Geld mag einen großen Platz einnehmen in unserer Welt, aber der Mensch ist kein Homo oeconomicus, sondern ein soziales Wesen – das darf man nicht vergessen. Glück und Zufriedenheit finden wir erwiesenermaßen eher in liebe- und vertrauensvollen Beziehungen zu unseren Mitmenschen. Glücklich macht ein „entschleunigter“ Lebensrhythmus, der einem erlaubt, sich nach getaner Arbeit auszuruhen, auf sein Tagwerk zurückzublicken und soziale Beziehungen zu pflegen. Der Mensch ist ein extrem sozial veranlagtes Wesen. Das Erste, was der Mensch braucht, wenn er auf die Welt kommt, ist eine Sicherheit spendende soziale Bindung. Erst im Laufe einer beschützten Kindheit wachsen die Unternehmungslust, die Risikobereitschaft und der Wunsch, aus der Sicherheit des Elternhauses auszubrechen. Das Ganze wird geleitet von einem wachsenden Bedürfnis nach autonomer Entfaltung, nach Freiheit, das mit dem Geltungsbedürfnis eng verbunden ist.

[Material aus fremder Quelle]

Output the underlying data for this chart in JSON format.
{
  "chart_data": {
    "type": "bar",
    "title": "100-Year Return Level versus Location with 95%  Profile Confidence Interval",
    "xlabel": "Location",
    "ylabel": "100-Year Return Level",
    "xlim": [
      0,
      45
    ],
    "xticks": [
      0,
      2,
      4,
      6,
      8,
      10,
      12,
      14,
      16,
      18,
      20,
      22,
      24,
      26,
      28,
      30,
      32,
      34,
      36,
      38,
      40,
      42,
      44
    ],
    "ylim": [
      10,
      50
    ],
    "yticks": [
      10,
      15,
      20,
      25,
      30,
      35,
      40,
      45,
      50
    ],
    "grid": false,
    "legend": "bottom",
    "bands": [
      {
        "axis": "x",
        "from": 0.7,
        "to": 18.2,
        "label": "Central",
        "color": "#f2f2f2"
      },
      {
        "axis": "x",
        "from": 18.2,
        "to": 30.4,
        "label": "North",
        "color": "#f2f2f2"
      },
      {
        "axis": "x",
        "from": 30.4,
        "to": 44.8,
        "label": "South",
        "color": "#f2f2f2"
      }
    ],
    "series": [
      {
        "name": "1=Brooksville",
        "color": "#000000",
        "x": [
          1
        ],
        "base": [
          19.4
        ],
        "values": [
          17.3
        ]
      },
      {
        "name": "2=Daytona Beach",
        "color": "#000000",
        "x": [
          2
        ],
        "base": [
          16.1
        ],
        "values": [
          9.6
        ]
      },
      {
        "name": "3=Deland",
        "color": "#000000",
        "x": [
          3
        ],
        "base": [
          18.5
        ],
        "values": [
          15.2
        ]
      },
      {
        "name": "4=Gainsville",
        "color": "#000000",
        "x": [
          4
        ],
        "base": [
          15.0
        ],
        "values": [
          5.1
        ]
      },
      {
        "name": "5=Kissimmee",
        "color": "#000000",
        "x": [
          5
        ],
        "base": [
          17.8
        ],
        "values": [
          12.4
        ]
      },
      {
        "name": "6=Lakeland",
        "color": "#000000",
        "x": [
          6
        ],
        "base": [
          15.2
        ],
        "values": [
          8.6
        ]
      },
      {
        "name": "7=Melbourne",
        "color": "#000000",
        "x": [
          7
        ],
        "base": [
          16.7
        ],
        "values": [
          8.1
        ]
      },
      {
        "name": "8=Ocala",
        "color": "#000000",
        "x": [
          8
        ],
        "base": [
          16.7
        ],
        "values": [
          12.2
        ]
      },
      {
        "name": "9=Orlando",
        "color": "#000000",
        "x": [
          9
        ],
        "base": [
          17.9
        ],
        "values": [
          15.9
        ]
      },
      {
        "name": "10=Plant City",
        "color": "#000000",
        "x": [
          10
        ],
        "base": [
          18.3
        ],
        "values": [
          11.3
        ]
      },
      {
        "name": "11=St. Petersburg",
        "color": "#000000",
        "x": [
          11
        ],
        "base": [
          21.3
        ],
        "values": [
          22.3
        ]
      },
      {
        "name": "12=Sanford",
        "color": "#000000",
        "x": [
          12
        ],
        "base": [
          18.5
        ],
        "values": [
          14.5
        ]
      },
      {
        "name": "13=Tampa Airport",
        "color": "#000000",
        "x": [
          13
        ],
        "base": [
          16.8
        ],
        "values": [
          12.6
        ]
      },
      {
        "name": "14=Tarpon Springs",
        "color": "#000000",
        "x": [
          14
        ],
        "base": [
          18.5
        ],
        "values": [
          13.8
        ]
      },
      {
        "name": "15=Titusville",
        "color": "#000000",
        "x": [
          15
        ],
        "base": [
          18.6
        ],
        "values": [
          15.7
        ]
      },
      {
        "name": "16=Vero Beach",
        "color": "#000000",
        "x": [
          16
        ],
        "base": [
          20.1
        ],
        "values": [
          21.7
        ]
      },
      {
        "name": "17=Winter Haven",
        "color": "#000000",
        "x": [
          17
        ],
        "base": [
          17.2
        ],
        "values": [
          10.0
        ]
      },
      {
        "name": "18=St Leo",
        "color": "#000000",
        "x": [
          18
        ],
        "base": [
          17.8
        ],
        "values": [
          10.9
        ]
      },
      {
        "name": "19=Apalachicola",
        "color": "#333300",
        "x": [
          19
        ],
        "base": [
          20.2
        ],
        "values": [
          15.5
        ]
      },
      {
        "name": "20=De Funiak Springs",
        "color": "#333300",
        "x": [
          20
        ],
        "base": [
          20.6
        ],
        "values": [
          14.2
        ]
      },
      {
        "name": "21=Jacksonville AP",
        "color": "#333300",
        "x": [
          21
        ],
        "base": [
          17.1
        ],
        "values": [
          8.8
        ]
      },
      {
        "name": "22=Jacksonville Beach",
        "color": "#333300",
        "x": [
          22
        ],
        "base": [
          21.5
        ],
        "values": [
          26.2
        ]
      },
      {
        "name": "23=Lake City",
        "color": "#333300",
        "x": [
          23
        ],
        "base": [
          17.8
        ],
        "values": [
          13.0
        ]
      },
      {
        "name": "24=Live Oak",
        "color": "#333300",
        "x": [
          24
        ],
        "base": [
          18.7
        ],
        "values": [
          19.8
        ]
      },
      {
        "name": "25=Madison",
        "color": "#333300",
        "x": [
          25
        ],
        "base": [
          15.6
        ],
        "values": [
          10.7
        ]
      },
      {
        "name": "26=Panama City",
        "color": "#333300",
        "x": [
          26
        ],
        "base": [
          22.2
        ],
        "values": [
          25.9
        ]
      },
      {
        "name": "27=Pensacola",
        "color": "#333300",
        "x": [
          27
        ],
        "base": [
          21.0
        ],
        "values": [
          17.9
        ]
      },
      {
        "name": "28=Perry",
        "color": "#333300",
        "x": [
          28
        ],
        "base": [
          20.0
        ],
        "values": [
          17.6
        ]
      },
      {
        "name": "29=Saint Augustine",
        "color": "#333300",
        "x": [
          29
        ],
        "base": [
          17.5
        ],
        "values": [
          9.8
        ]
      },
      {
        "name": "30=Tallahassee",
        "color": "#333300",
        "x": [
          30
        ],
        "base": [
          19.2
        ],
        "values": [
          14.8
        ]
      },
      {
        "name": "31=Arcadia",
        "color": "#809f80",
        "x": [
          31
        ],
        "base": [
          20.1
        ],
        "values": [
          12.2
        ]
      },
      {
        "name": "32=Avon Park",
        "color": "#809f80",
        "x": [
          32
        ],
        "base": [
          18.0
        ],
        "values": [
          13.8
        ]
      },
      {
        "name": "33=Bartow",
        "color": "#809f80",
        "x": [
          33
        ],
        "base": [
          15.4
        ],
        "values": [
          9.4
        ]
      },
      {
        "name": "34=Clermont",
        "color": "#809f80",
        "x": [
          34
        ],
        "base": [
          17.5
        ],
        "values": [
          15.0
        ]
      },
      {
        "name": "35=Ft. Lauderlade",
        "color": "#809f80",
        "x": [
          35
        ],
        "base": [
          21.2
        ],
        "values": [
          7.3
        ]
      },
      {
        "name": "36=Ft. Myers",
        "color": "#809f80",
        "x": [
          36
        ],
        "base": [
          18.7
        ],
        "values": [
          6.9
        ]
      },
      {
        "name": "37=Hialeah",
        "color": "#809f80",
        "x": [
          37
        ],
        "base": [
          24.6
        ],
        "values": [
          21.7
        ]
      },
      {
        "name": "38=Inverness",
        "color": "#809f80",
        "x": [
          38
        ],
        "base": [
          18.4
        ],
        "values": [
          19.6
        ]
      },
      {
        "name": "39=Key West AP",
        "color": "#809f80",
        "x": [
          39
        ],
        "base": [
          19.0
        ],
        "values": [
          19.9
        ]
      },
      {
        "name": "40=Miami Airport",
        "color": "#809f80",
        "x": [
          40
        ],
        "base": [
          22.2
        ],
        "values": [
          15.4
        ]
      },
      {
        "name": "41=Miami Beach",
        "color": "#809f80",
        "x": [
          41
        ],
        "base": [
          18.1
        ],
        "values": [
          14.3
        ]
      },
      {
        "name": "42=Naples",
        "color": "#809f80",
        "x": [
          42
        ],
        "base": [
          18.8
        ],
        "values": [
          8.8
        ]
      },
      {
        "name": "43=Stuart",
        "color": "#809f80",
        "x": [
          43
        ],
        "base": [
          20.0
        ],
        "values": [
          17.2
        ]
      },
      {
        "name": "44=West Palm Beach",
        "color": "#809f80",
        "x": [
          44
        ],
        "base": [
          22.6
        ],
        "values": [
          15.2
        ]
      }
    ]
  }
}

Aber nur von sozialen Beziehungen, Luft und Liebe kann ja auch keiner leben.

Natürlich nicht. Das ist alles eine Frage der Balance. Die Freiheit ist der höchste aller Werte. Freiheit lässt sich heutzutage ausdrücken in Zeit oder in Geld. Habe ich aber nur noch die Geldvermehrung im Blick, gerate ich schnell in ein Hamsterrad, habe weniger Zeit zur freien Verfügung. Damit schwinden Glück und Zufriedenheit. Die Dreiecksbeziehung – Geld, Zeit, Freiheit – muss ausgeglichen sein, um insgesamt zufrieden zu sein.

Also stimmt der Spruch „Geld allein macht nicht glücklich“.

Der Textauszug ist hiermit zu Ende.